Although it is a popular phrase today, used by some even to mean people about to be fired or let go from their job, “dead men walking” seems gruesome to me.  But it is a particularly accurate description of the existence Adam and Eve had after the Fall.  In fact, it is a description of anyone’s life apart from Christ.

Obviously we won’t get far trying to convince those without Jesus that they are dead.  But they already know that something is off, something is not the way it should be.  The life/existence of the lost person is incongruent.

Congruency is agreement or harmony.  It is a description of things working together to perform or be identified as a unified whole.  But the lost person, apart from life in Christ, is not whole.  How much of our art and music has come from the deep longing of the soul?  How much sin has come from the search for fulfillment?  How many good works have been done in the search to bring wholeness to human life?

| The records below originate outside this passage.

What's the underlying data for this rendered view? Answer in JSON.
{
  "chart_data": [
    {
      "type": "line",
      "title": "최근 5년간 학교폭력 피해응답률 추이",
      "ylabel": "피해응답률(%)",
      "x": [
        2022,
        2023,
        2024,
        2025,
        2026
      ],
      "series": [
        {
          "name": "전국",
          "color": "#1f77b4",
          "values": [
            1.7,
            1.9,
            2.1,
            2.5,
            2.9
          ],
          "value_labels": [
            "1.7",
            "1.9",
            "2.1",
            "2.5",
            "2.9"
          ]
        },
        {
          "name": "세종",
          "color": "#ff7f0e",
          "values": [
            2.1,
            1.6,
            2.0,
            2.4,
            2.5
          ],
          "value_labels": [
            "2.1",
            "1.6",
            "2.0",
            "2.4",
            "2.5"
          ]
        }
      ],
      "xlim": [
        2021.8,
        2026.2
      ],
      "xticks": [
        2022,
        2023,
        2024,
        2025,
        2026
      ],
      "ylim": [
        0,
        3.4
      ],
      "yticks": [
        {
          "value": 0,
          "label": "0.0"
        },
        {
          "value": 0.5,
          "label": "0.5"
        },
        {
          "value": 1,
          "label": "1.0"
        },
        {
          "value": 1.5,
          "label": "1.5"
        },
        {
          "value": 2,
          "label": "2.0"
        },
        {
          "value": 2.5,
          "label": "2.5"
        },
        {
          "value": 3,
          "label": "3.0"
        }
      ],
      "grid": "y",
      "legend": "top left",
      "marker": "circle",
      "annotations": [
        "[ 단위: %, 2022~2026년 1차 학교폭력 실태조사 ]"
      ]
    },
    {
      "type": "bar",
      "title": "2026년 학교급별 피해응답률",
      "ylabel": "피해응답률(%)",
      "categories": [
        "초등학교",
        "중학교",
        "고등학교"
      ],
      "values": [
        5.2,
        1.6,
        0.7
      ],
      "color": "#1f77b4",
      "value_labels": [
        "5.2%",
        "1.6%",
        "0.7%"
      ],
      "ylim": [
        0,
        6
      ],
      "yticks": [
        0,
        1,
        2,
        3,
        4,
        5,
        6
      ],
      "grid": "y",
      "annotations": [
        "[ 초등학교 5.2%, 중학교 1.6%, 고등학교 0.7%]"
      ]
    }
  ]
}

But, apart from life in Christ, we are the walking dead.  Our first parents were unable to pass on to us the life they shared with God in the Garden.  That communion that fulfilled their lives, that brought them into harmony with God and each other, was lost.  The grief they felt has reverberated throughout humanity to this day.

And we use hard words to describe those who remain apart from Jesus.  They are lost; they walk in darkness; they are under condemnation and shame; they are in sin and in Adam; they are doomed to hell.  Words of pain and struggle and grief.

This is the death that God warned them about.  It was their choice, but this death was the consequence of their sin.  It was more than separation from God.  It was separation from life.  And there was no going back.

No matter how hard or what they tried, they could never regain that life.  It could never again be theirs.  Good works, striving, even religion couldn’t bring it back.  It was gone forever.

And the only answer was new life from outside themselves.  Their only hope was in something that wasn’t theirs.